Baisse des Prix et Facteurs de Compétitivité
La diminution de 6,47 €/MWh reflète l’optimisation des coûts dans le solaire français, portée par l’agrivoltaïsme à tarifs inférieurs et une chaîne d’approvisionnement mature. La Commission de régulation de l’énergie (CRE) préconise un prix de référence unique non pondéré pour les futurs PPE2, afin d’équilibrer les technologies, d’éviter la cannibalisation renouvelable et de favoriser les couplages avec stockage.
La CRE suggère aussi de supprimer le plafond de 250 MW par round pour les projets agrivoltaïques (cas 2 bis), compte tenu de leur avantage économique. Le prochain appel vise 500 MW, avec dates à confirmer, dans un marché cumulant 22,4 GW installés fin Q1 2025 (+1,442 GW trimestriel).
Lauréats et Répartition Géographique
Photosol arrive en tête, suivi d’autres développeurs non détaillés dans l’annonce immédiate, mais l’agrivoltaïsme émerge comme tendance forte. Ce format dual – énergie et agriculture – répond aux exigences environnementales et optimise l’usage des sols.
Répartition régionale :
- Nouvelle-Aquitaine : 171,45 MW, locomotive capacitaire.
- Centre-Val de Loire : 136,18 MW, leader en nombre de lauréats (Cher dominant).
- Sud et Centre-Sud : 2-3 projets par département.
Le Nord-Est reste sous-représenté, révélant des disparités liées aux ressources foncières et réseaux.
Contexte du Marché Solaire en France
Ce tender s’inscrit dans une accélération PPE2 : auctions neutres annuelles et solaires bisannuelles portent les déploiements. Les CRE4 toitures (300,9 MW en 16e round) complètent l’offensive. Comparé à l’Italie (Fer-X NZIA : 1,1 GW à 66,38 €/MWh sans composants chinois), le solaire français progresse, malgré des tarifs plus élevés.

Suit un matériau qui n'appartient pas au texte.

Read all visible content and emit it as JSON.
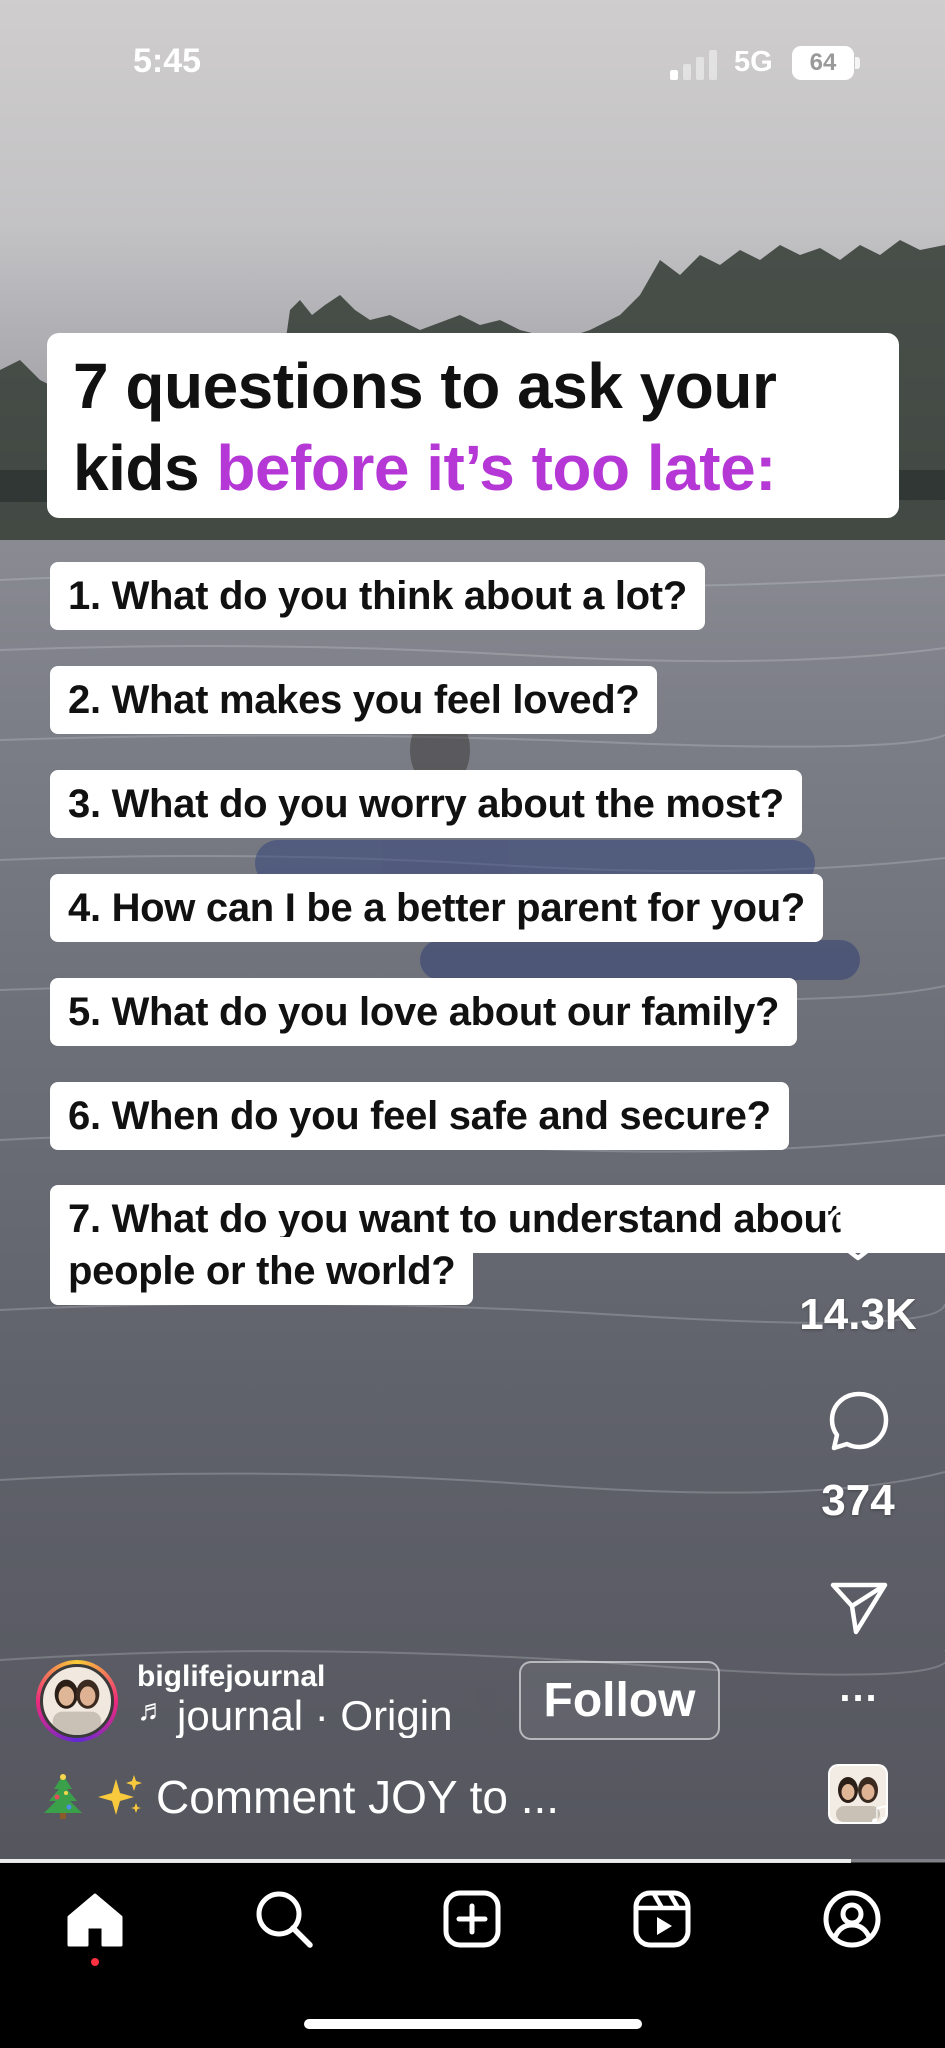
{
  "status_bar": {
    "time": "5:45",
    "network": "5G",
    "battery": "64"
  },
  "reel": {
    "headline_line1": "7 questions to ask your",
    "headline_line2_plain": "kids ",
    "headline_line2_accent": "before it’s too late:",
    "questions": [
      "1. What do you think about a lot?",
      "2. What makes you feel loved?",
      "3. What do you worry about the most?",
      "4. How can I be a better parent for you?",
      "5. What do you love about our family?",
      "6. When do you feel safe and secure?"
    ],
    "question_7_line1": "7. What do you want to understand about",
    "question_7_line2": "people or the world?",
    "accent_color": "#b537d6"
  },
  "actions": {
    "likes": "14.3K",
    "comments": "374",
    "like_icon": "heart-icon",
    "comment_icon": "comment-bubble-icon",
    "share_icon": "paper-plane-icon",
    "more_icon": "more-dots-icon"
  },
  "creator": {
    "username": "biglifejournal",
    "audio_note": "♬",
    "audio_text": "journal · Origin",
    "follow_label": "Follow",
    "more_label": "..."
  },
  "caption": {
    "text": "Comment JOY  to ...",
    "emoji_1": "christmas-tree-emoji",
    "emoji_2": "sparkles-emoji"
  },
  "audio_thumb": {
    "note": "♫"
  },
  "progress": {
    "fraction": 0.9
  },
  "tabbar": {
    "active_tab": "home",
    "tabs": [
      "home",
      "search",
      "create",
      "reels",
      "profile"
    ],
    "notification_color": "#ff3040"
  }
}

Recommandations de la CRE pour l’Avenir
La CRE pousse un pilote prix unique PPE2, minimisant risques budgétaires et incitant aux hybrides PV-stockage. Lever le plafond agrivoltaïque optimiserait les coûts. Ces évolutions visent une transition décarbonée fluide, alignée sur les objectifs européens.
Les développeurs accueillent favorablement la baisse des prix comme marque de maturité, malgré défis réseaux et stockage.
Implications pour la Transition Énergétique Française
À court terme, ces 507,7 MW accélèrent les mises en service 2026, diversifiant le mix renouvelable. À long terme, ils ancrent la France comme puissance solaire UE, via tenders innovants. Les disparités régionales appellent à des investissements ciblés Nord-Est.
Ce round consacre le solaire comme pilier PPE2, avec des tarifs compétitifs ouvrant la voie à la neutralité carbone. Les investisseurs guettent le cinquième appel pour confirmer les tendances prix et stockage.